Last edited: Nov 23, 2016
17. Nov 24, 2016

### Fredrik

Staff Emeritus
I would appreciate some help with some basic stuff. Consider this picture, from HyperPhysics.

Edit: The image looks fine when I preview. You should be able to see it if you click "Reply".

This is about water, not air. They're saying that the pressure is dropping through the horizontal pipe, as indicated by the picture, and that the pressure at the exit, further to the right, is equal to the atmospheric pressure.

I seem to have misunderstood something basic, and I'm trying to understand what. This is the source of my confusion:.It seems to me that the velocity can't change through the horizontal pipe, because the same mass of water must pass through each vertical cross section of the pipe every second. That means that $\frac 1 2 \rho v^2$ is the same everywhere in the pipe. So Bernoulli's equation implies that the static pressure is the same everywhere in the pipe.
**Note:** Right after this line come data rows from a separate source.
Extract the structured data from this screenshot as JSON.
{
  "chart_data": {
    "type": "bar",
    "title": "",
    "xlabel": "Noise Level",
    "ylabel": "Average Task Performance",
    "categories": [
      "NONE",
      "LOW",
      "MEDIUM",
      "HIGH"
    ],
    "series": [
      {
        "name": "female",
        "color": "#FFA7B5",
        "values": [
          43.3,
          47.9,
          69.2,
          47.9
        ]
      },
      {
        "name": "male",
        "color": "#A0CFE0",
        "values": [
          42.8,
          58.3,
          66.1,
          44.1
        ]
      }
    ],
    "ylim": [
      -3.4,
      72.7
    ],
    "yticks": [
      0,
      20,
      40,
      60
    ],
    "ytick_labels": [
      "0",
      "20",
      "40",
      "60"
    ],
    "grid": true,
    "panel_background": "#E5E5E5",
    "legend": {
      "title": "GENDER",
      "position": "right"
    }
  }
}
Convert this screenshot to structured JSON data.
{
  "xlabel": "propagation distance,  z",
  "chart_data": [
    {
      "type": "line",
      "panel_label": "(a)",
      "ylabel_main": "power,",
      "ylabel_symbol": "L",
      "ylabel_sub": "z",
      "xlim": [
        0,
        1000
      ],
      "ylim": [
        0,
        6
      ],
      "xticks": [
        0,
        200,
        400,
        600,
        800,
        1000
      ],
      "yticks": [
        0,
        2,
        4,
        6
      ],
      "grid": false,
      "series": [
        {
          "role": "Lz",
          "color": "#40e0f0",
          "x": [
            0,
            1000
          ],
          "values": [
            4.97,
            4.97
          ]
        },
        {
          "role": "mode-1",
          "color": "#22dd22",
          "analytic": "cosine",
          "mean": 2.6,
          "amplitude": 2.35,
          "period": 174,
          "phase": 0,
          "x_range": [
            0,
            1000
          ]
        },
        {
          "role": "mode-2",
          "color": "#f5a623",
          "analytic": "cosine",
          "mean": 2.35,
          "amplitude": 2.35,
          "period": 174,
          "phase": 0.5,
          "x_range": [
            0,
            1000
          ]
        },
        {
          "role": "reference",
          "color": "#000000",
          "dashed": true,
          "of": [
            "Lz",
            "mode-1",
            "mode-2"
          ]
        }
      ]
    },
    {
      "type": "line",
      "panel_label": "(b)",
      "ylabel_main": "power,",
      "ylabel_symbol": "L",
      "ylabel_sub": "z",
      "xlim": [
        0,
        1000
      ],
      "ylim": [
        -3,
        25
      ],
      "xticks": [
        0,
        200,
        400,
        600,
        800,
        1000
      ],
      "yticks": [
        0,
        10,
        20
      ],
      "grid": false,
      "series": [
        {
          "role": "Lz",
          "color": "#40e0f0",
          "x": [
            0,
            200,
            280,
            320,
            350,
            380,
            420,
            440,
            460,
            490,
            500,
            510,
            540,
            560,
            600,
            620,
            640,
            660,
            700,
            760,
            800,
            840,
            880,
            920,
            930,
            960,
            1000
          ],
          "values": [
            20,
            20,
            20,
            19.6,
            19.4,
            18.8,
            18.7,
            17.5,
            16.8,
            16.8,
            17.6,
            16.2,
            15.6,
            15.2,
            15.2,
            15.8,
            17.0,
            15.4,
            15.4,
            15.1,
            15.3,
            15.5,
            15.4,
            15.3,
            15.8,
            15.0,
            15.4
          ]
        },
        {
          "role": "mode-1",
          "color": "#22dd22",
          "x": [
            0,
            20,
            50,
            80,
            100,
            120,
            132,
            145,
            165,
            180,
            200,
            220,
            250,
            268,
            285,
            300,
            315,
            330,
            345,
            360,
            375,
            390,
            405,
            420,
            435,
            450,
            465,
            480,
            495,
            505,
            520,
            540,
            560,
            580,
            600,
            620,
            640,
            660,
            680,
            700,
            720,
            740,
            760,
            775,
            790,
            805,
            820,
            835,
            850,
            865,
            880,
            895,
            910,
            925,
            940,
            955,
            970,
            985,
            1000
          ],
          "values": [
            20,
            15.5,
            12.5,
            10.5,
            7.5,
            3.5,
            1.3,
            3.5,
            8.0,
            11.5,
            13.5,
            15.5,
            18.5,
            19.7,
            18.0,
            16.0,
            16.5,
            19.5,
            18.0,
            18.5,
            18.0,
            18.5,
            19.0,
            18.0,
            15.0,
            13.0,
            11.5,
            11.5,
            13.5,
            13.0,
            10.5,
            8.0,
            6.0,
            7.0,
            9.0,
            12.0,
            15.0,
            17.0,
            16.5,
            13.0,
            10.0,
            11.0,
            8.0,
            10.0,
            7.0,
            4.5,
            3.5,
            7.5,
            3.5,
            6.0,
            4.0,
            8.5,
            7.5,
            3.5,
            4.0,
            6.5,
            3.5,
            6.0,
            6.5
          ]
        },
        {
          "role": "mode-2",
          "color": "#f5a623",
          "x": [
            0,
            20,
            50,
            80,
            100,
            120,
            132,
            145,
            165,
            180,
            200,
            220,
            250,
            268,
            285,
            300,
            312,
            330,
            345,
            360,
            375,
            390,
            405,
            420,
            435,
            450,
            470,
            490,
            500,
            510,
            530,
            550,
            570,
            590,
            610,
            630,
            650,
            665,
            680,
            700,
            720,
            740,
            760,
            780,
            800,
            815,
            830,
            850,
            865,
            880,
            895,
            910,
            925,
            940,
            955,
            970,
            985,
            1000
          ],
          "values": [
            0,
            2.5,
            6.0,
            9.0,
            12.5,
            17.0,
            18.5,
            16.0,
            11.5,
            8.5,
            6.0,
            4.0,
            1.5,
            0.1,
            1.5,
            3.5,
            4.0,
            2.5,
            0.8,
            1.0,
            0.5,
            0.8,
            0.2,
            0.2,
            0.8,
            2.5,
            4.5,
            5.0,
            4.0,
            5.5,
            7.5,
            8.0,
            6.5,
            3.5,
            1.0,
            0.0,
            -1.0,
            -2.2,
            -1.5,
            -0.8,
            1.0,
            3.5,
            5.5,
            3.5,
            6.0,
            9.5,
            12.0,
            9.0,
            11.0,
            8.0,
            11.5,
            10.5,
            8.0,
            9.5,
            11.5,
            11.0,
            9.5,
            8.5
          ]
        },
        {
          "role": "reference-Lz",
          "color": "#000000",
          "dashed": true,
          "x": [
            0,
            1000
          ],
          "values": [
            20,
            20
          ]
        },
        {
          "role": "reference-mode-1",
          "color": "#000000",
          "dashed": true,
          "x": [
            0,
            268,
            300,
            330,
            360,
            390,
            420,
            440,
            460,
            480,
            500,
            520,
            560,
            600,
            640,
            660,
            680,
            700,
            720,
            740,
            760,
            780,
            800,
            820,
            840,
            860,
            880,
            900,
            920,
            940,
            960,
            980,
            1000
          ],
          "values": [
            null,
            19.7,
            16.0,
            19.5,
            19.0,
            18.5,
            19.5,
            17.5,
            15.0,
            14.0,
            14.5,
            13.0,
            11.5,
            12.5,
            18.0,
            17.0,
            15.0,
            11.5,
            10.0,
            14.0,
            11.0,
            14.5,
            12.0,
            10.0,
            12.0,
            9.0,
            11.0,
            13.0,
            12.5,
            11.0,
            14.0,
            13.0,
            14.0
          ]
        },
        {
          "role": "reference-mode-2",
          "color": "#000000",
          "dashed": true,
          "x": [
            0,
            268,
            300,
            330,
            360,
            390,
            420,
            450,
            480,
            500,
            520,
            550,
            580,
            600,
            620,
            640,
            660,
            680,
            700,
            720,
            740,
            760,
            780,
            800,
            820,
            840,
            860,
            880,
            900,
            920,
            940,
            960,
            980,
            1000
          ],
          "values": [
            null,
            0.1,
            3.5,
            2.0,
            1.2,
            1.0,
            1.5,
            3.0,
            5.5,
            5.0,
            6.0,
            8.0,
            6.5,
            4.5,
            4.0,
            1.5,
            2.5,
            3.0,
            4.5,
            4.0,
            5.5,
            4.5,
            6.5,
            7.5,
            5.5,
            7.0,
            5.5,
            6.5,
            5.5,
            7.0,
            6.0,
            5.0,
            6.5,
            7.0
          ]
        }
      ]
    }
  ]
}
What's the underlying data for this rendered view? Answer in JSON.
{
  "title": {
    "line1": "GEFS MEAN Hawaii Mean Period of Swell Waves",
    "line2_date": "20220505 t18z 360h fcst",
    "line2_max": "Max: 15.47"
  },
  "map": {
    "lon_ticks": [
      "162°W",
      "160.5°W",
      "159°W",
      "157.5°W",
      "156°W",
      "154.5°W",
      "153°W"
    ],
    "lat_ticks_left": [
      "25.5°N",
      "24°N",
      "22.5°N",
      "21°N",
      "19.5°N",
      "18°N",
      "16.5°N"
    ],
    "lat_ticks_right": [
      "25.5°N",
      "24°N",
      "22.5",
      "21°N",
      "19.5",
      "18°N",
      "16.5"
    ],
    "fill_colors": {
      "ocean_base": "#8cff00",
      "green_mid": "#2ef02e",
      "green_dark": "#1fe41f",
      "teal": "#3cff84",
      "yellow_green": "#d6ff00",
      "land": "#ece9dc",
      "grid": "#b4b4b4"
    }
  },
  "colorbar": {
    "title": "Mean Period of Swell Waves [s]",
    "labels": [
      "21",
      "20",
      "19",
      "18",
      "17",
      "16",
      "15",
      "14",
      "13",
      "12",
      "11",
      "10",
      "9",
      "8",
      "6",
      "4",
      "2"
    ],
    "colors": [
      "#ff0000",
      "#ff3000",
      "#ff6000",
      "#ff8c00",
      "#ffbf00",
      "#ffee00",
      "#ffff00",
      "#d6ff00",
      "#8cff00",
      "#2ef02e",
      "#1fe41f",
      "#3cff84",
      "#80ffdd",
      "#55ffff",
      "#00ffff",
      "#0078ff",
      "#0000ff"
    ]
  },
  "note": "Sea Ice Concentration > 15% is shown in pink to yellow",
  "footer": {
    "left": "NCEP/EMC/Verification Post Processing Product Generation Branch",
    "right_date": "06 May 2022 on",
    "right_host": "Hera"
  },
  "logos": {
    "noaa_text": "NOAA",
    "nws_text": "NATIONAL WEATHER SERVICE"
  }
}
But this contradicts the HyperPhysics claim.

Last edited: Nov 24, 2016
18. Nov 24, 2016

### rcgldr

I'm wondering about an angled jet blowing over a convex surface so that a low pressure flow exits near horizontally?

Assuming density does not change, then both volume flow and mass flow remain constant. The pressure energy decreases as the flow proceeds through the pipe due to friction losses converting pressure energy into heat. Bernoulli equation needs to be modified to account for the friction losses.

19. Nov 24, 2016

### Fredrik

Staff Emeritus
This too seems to be inconsistent with what that HyperPhysics page is saying. It claims that the water pressure at the exit will be equal to the air pressure outside. That wouldn't always be the case if the pressure drop is caused by friction.

20. Nov 24, 2016

### BvU

Yes it would: the flow is pressure driven. Friction provides the resistance.

21. Nov 24, 2016

Yes it would. If viscosity is taken into account, you simply need a higher upstream pressure to achieve the same mass flow rate for a given exit pressure.

22. Nov 25, 2016

### Redbelly98

Staff Emeritus
The Newton's-laws explanation is actually pretty straightforward.

The air moving in the stream eventually slows to a stop to join the (relatively) still ambient air. Because a small volume of air within that moving stream has an acceleration opposing its direction of motion, the net force on that moving air volume is also opposing its direction of motion. (Newton's 2nd law)

For the net force to be in the "backward" direction, the ambient pressure ahead of the moving air volume must be greater than the stream pressure behind the moving volume. Or in other words, the stream pressure is lower than ambient pressure.

23. Nov 25, 2016

### rcgldr

or as the stream collides with the ambient air, the ambient air's pressure is increased, and at no time is there below ambient pressure in the jet or the air downstream of the jet affected by the jet.

This is ignoring the entrainment aspect of a jet due to viscosity as noted the wiki article linked to previously:

http://en.wikipedia.org/wiki/Coandă_effect#The_Coand.C4.83_effect_mechanism

24. Nov 26, 2016

### Fredrik

Staff Emeritus
I thought of that explanation too, and believed it to be correct for a couple of weeks. But about a week before I started this thread, I dismissed it as incorrect because if it's correct, then it's impossible to create a high pressure stream of air. (Applied to a high pressure stream, the argument leads to a contradiction).

Let's break this down to something even simpler. If we shoot a high-speed N2 molecule horizontally into the atmosphere at a location where there's no wind (i.e. at a location where the average velocity is zero), would it increase or decrease the pressure along the molecule's path? Since it increases things like density, average speed, average momentum and average kinetic energy, it seems to me that the pressure should increase, not decrease.

25. Nov 26, 2016

### Fredrik

Staff Emeritus
I don't understand this answer. How can friction alone make the pressure drop at the exact rate (Pascals per meter) required to make the water pressure equal to the air pressure at the exit? When you said "friction", did you mean the force on the water from the outside air? I would have guessed that friction in this context has something to do with turbulence caused by the fact that the insides of the pipe aren't perfectly smooth?